The most recent update was on 25 January 2024 with the addition of Purity Ltd.
HMRC has provided additional information regarding its interpretation of the scheme and how it works:
“Purity Ltd (‘Purity’) employees provide their services to an end client via a recruitment agency. The recruitment agency pays Purity for the work done by the employees. Purity then makes two payments to the employees. The first payment, a salary at the Na tional Minimum Wage or National Living Wage rate, described on bank statements as ‘Purity Salary’ is made with Income Tax and National Insurance contributions (NICs) deducted. The second payment, described on bank statements as ‘Purity Adv’ is made without Income Tax and NICs deducted. “HMRC’s position is that the untaxed payment described on bank statements as ‘Purity Adv’ is normal income, and Income Tax and NICs are payable on it.
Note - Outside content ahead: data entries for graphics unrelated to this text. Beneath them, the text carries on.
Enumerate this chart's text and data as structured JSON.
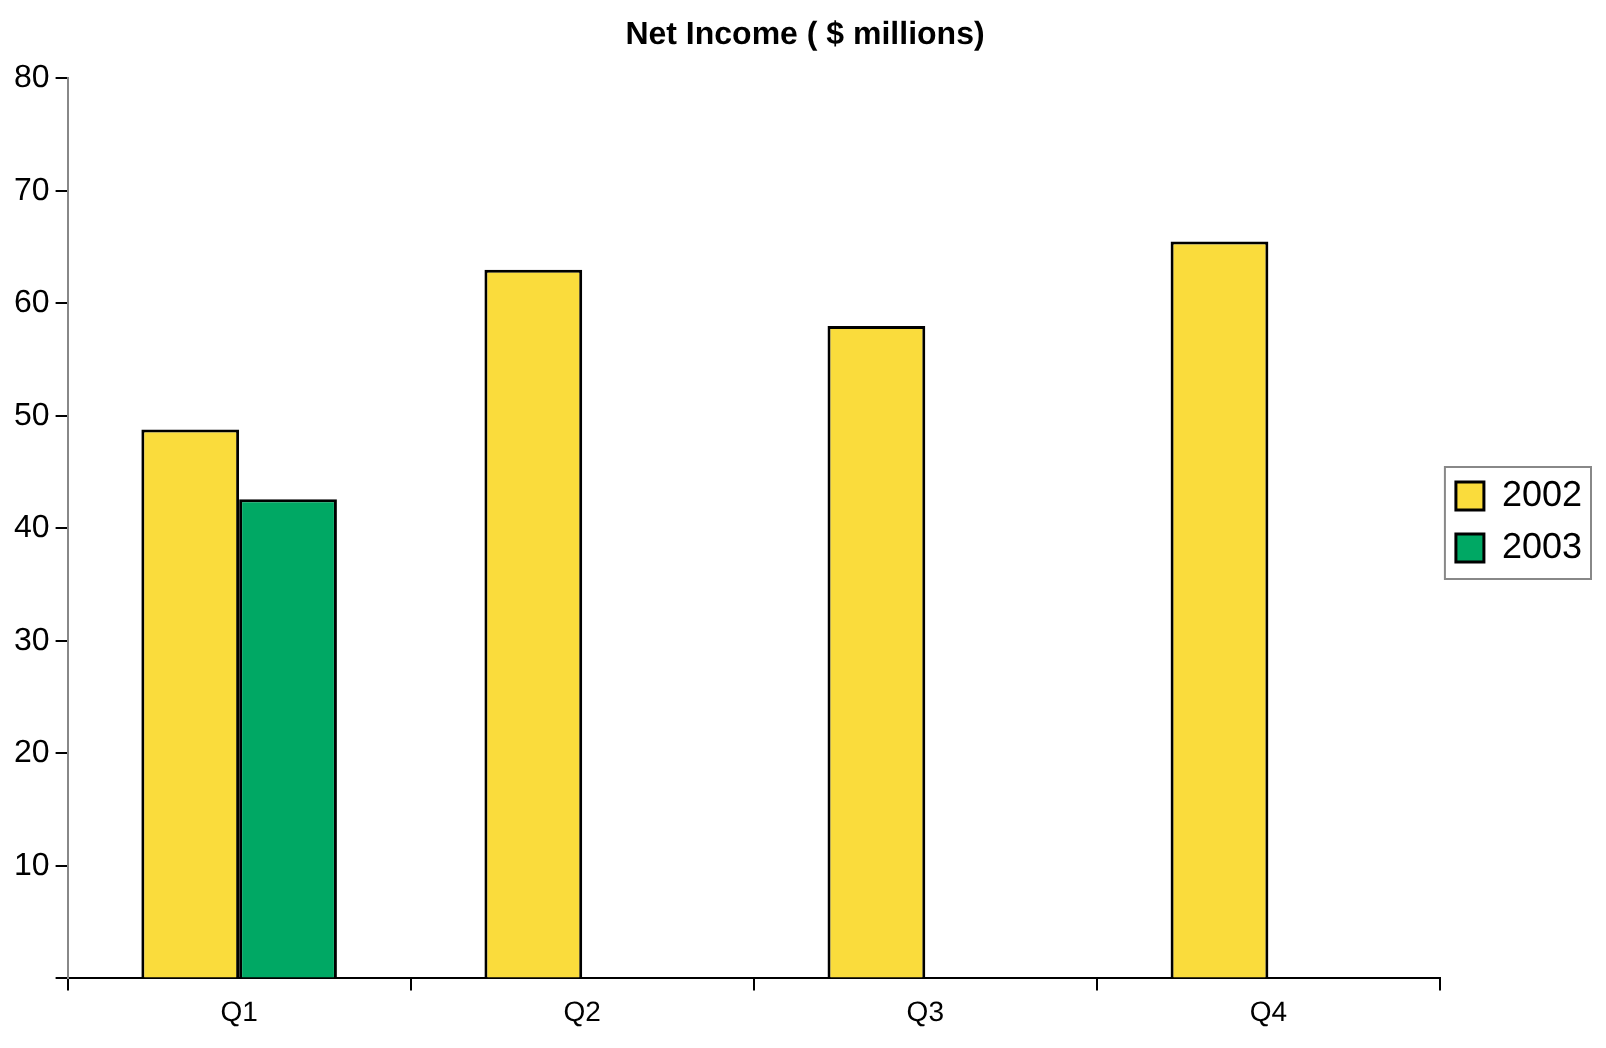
{
  "chart_data": {
    "type": "bar",
    "title": "Net Income ( $ millions)",
    "categories": [
      "Q1",
      "Q2",
      "Q3",
      "Q4"
    ],
    "series": [
      {
        "name": "2002",
        "color": "#fadc3c",
        "values": [
          48.8,
          63.0,
          58.0,
          65.5
        ]
      },
      {
        "name": "2003",
        "color": "#00a864",
        "values": [
          42.6,
          null,
          null,
          null
        ]
      }
    ],
    "ylim": [
      0,
      80
    ],
    "yticks": [
      {
        "value": 0,
        "label": null
      },
      10,
      20,
      30,
      40,
      50,
      60,
      70,
      80
    ],
    "grid": false,
    "legend": "right"
  }
}
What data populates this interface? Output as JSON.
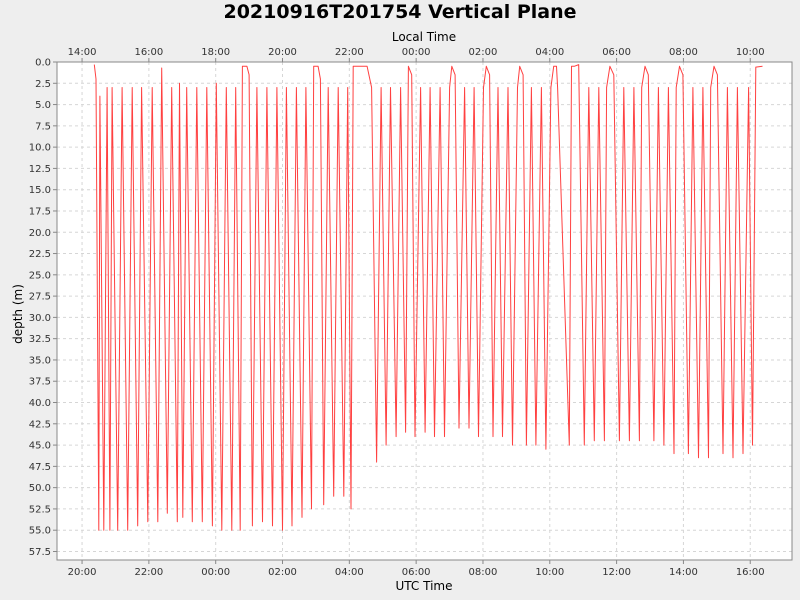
{
  "chart_data": {
    "type": "line",
    "title": "20210916T201754 Vertical Plane",
    "xlabel": "UTC Time",
    "x2label": "Local Time",
    "ylabel": "depth (m)",
    "xlim": [
      "2021-09-16T19:15",
      "2021-09-17T17:15"
    ],
    "ylim": [
      0,
      58.5
    ],
    "y_inverted": true,
    "grid": true,
    "x_ticks": [
      "20:00",
      "22:00",
      "00:00",
      "02:00",
      "04:00",
      "06:00",
      "08:00",
      "10:00",
      "12:00",
      "14:00",
      "16:00"
    ],
    "x2_ticks": [
      "14:00",
      "16:00",
      "18:00",
      "20:00",
      "22:00",
      "00:00",
      "02:00",
      "04:00",
      "06:00",
      "08:00",
      "10:00"
    ],
    "y_ticks": [
      "0.0",
      "2.5",
      "5.0",
      "7.5",
      "10.0",
      "12.5",
      "15.0",
      "17.5",
      "20.0",
      "22.5",
      "25.0",
      "27.5",
      "30.0",
      "32.5",
      "35.0",
      "37.5",
      "40.0",
      "42.5",
      "45.0",
      "47.5",
      "50.0",
      "52.5",
      "55.0",
      "57.5"
    ],
    "series": [
      {
        "color": "#ff4040",
        "x": [
          "2021-09-16T20:22",
          "2021-09-16T20:25",
          "2021-09-16T20:30",
          "2021-09-16T20:32",
          "2021-09-16T20:39",
          "2021-09-16T20:45",
          "2021-09-16T20:50",
          "2021-09-16T20:54",
          "2021-09-16T21:04",
          "2021-09-16T21:12",
          "2021-09-16T21:22",
          "2021-09-16T21:30",
          "2021-09-16T21:40",
          "2021-09-16T21:47",
          "2021-09-16T21:58",
          "2021-09-16T22:06",
          "2021-09-16T22:16",
          "2021-09-16T22:23",
          "2021-09-16T22:33",
          "2021-09-16T22:41",
          "2021-09-16T22:51",
          "2021-09-16T22:55",
          "2021-09-16T23:01",
          "2021-09-16T23:08",
          "2021-09-16T23:18",
          "2021-09-16T23:26",
          "2021-09-16T23:36",
          "2021-09-16T23:44",
          "2021-09-16T23:54",
          "2021-09-17T00:01",
          "2021-09-17T00:11",
          "2021-09-17T00:19",
          "2021-09-17T00:29",
          "2021-09-17T00:36",
          "2021-09-17T00:44",
          "2021-09-17T00:48",
          "2021-09-17T00:56",
          "2021-09-17T01:00",
          "2021-09-17T01:06",
          "2021-09-17T01:14",
          "2021-09-17T01:24",
          "2021-09-17T01:32",
          "2021-09-17T01:42",
          "2021-09-17T01:50",
          "2021-09-17T02:00",
          "2021-09-17T02:07",
          "2021-09-17T02:17",
          "2021-09-17T02:25",
          "2021-09-17T02:35",
          "2021-09-17T02:42",
          "2021-09-17T02:52",
          "2021-09-17T02:56",
          "2021-09-17T03:04",
          "2021-09-17T03:08",
          "2021-09-17T03:14",
          "2021-09-17T03:22",
          "2021-09-17T03:32",
          "2021-09-17T03:40",
          "2021-09-17T03:50",
          "2021-09-17T03:57",
          "2021-09-17T04:03",
          "2021-09-17T04:07",
          "2021-09-17T04:32",
          "2021-09-17T04:40",
          "2021-09-17T04:49",
          "2021-09-17T04:57",
          "2021-09-17T05:06",
          "2021-09-17T05:14",
          "2021-09-17T05:24",
          "2021-09-17T05:32",
          "2021-09-17T05:41",
          "2021-09-17T05:46",
          "2021-09-17T05:52",
          "2021-09-17T05:58",
          "2021-09-17T06:08",
          "2021-09-17T06:16",
          "2021-09-17T06:25",
          "2021-09-17T06:33",
          "2021-09-17T06:43",
          "2021-09-17T06:51",
          "2021-09-17T07:00",
          "2021-09-17T07:04",
          "2021-09-17T07:10",
          "2021-09-17T07:17",
          "2021-09-17T07:27",
          "2021-09-17T07:35",
          "2021-09-17T07:44",
          "2021-09-17T07:52",
          "2021-09-17T08:01",
          "2021-09-17T08:06",
          "2021-09-17T08:12",
          "2021-09-17T08:18",
          "2021-09-17T08:27",
          "2021-09-17T08:35",
          "2021-09-17T08:45",
          "2021-09-17T08:53",
          "2021-09-17T09:02",
          "2021-09-17T09:06",
          "2021-09-17T09:12",
          "2021-09-17T09:18",
          "2021-09-17T09:27",
          "2021-09-17T09:35",
          "2021-09-17T09:45",
          "2021-09-17T09:53",
          "2021-09-17T10:02",
          "2021-09-17T10:07",
          "2021-09-17T10:12",
          "2021-09-17T10:14",
          "2021-09-17T10:35",
          "2021-09-17T10:39",
          "2021-09-17T10:44",
          "2021-09-17T10:52",
          "2021-09-17T11:02",
          "2021-09-17T11:10",
          "2021-09-17T11:20",
          "2021-09-17T11:28",
          "2021-09-17T11:38",
          "2021-09-17T11:42",
          "2021-09-17T11:48",
          "2021-09-17T11:55",
          "2021-09-17T12:05",
          "2021-09-17T12:13",
          "2021-09-17T12:23",
          "2021-09-17T12:31",
          "2021-09-17T12:41",
          "2021-09-17T12:45",
          "2021-09-17T12:51",
          "2021-09-17T12:57",
          "2021-09-17T13:07",
          "2021-09-17T13:15",
          "2021-09-17T13:25",
          "2021-09-17T13:33",
          "2021-09-17T13:43",
          "2021-09-17T13:47",
          "2021-09-17T13:53",
          "2021-09-17T13:59",
          "2021-09-17T14:09",
          "2021-09-17T14:17",
          "2021-09-17T14:27",
          "2021-09-17T14:35",
          "2021-09-17T14:45",
          "2021-09-17T14:49",
          "2021-09-17T14:55",
          "2021-09-17T15:01",
          "2021-09-17T15:11",
          "2021-09-17T15:19",
          "2021-09-17T15:29",
          "2021-09-17T15:37",
          "2021-09-17T15:47",
          "2021-09-17T15:57",
          "2021-09-17T16:04",
          "2021-09-17T16:10",
          "2021-09-17T16:22"
        ],
        "y": [
          0.3,
          2.0,
          55.0,
          4.0,
          55.0,
          3.0,
          55.0,
          3.0,
          55.0,
          3.0,
          55.0,
          3.0,
          54.5,
          3.0,
          54.0,
          3.0,
          54.0,
          0.7,
          53.0,
          3.0,
          54.0,
          2.5,
          53.5,
          3.0,
          54.0,
          3.0,
          54.0,
          3.0,
          54.5,
          2.5,
          55.0,
          3.0,
          55.0,
          3.0,
          55.0,
          0.5,
          0.5,
          1.5,
          54.5,
          3.0,
          54.0,
          3.0,
          54.5,
          3.0,
          55.0,
          3.0,
          54.5,
          3.0,
          53.5,
          3.0,
          52.5,
          0.5,
          0.5,
          2.0,
          52.0,
          3.0,
          51.0,
          3.0,
          51.0,
          3.0,
          52.5,
          0.5,
          0.5,
          3.0,
          47.0,
          3.0,
          45.0,
          3.0,
          44.0,
          3.0,
          43.5,
          0.5,
          1.5,
          44.0,
          3.0,
          43.5,
          3.0,
          44.0,
          3.0,
          44.0,
          3.0,
          0.5,
          1.5,
          43.0,
          3.0,
          43.0,
          3.0,
          44.0,
          3.0,
          0.5,
          1.5,
          44.0,
          3.0,
          44.0,
          3.0,
          45.0,
          3.0,
          0.5,
          1.5,
          45.0,
          3.0,
          45.0,
          3.0,
          45.5,
          3.0,
          0.5,
          0.5,
          3.0,
          45.0,
          0.5,
          0.5,
          0.3,
          45.0,
          3.0,
          44.5,
          3.0,
          44.5,
          3.0,
          0.5,
          1.5,
          44.5,
          3.0,
          44.5,
          3.0,
          44.5,
          3.0,
          0.5,
          1.5,
          44.5,
          3.0,
          45.0,
          3.0,
          46.0,
          3.0,
          0.5,
          1.5,
          46.0,
          3.0,
          46.5,
          3.0,
          46.5,
          3.0,
          0.5,
          1.5,
          46.0,
          3.0,
          46.5,
          3.0,
          46.0,
          3.0,
          45.0,
          0.6,
          0.5
        ]
      }
    ]
  }
}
HMRC have previously published information about the tax avoidance arrangements used by some umbrella companies Spotlight 60 HMRC are aware that some Umbrella Companies operate more than one scheme, for example, a standard compliant scheme and a non-compliant scheme. HMRC advise employees of Purity to familiarise themselves with the guidance and to satisfy themselves that the correct amount of tax is being deducted on their income.”
It is important to spread awareness of these schemes and to not get caught up in them. But, if you think you are involved in one, or know of someone who is, you can contact HMRC for assistance and guidance.